Chell noted that it is important that any data gathered in this way is used to get population samples and not to profile individuals and single them out of a crowd. “If health monitoring is done [as a path to] identification, designed to find specific individuals, I suspect people are going to be really uncomfortable about that,” he said. “However, if you’re doing it to monitor and protect, or understand health trends and things like that, I think people are okay with it. [Or more okay than] standing in line and having a probe stuck on their forehead.”
This is where questions will be asked about the difference between the technology itself and its applications. Certainly, it’s desirable to imagine non-invasive or disruptive ways of tracking the spread of a virus so as to keep people safe. But such technologies could also be open to abuse; particularly in parts of the world where state surveillance is used to control, intimidate, or persecute certain populations.
Nonetheless, the fact that these technologies exist and are now readily available means that people need to be aware of what they can do — both negatively and positively. Chell gives the parallel example of the smartphone.
“Fifteen years ago, if someone said that you were going to have a device that you carry around with you everywhere, that you put beside your bed at night, that would tell anyone who wants to access it where you’ve been all day, how long you’ve spent there, exactly which sites you’ve been on, that would profile you for advertising, and that you’d voluntary give permission to do any and all of that, [most people would just] say ‘forget it,’” he said. “And yet just about every one of us does it.”
The reason for this, he opined, is that there is a positive value exchange.

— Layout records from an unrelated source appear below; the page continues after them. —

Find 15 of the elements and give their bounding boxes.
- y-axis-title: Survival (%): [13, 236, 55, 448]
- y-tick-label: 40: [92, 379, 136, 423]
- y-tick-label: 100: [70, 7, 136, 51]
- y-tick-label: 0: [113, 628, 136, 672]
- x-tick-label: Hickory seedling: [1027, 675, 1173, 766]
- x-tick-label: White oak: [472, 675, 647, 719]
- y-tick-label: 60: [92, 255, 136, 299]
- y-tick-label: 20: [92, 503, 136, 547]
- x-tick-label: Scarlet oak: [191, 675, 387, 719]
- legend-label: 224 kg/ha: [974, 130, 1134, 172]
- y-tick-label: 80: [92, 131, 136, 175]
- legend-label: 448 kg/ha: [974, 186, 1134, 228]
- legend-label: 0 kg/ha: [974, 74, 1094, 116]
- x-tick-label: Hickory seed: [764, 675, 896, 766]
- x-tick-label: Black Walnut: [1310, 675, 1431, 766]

As the cultural theorist Paul Virilio once observed: the inventor of the ship is also the inventor of the shipwreck. We need to weigh up whether the potential of shipwrecks is sufficiently offset by the value of having ships. As Chell said, if unmanned aerial vehicles (UAVs) follow the smartphone model in terms of perceived usefulness, it won’t be long before health-monitoring drones are not only omnipresent; they’ll also be taken for granted.
“[Perhaps one day for our kids] to think that there weren’t always drones that do health-monitoring will just sound crazy,” he said. He adopts the voice of a hypothetical future teenager. “‘Can you imagine a world where the government doesn’t know how healthy your heart is at any given moment?’ That will be completely foreign to them.”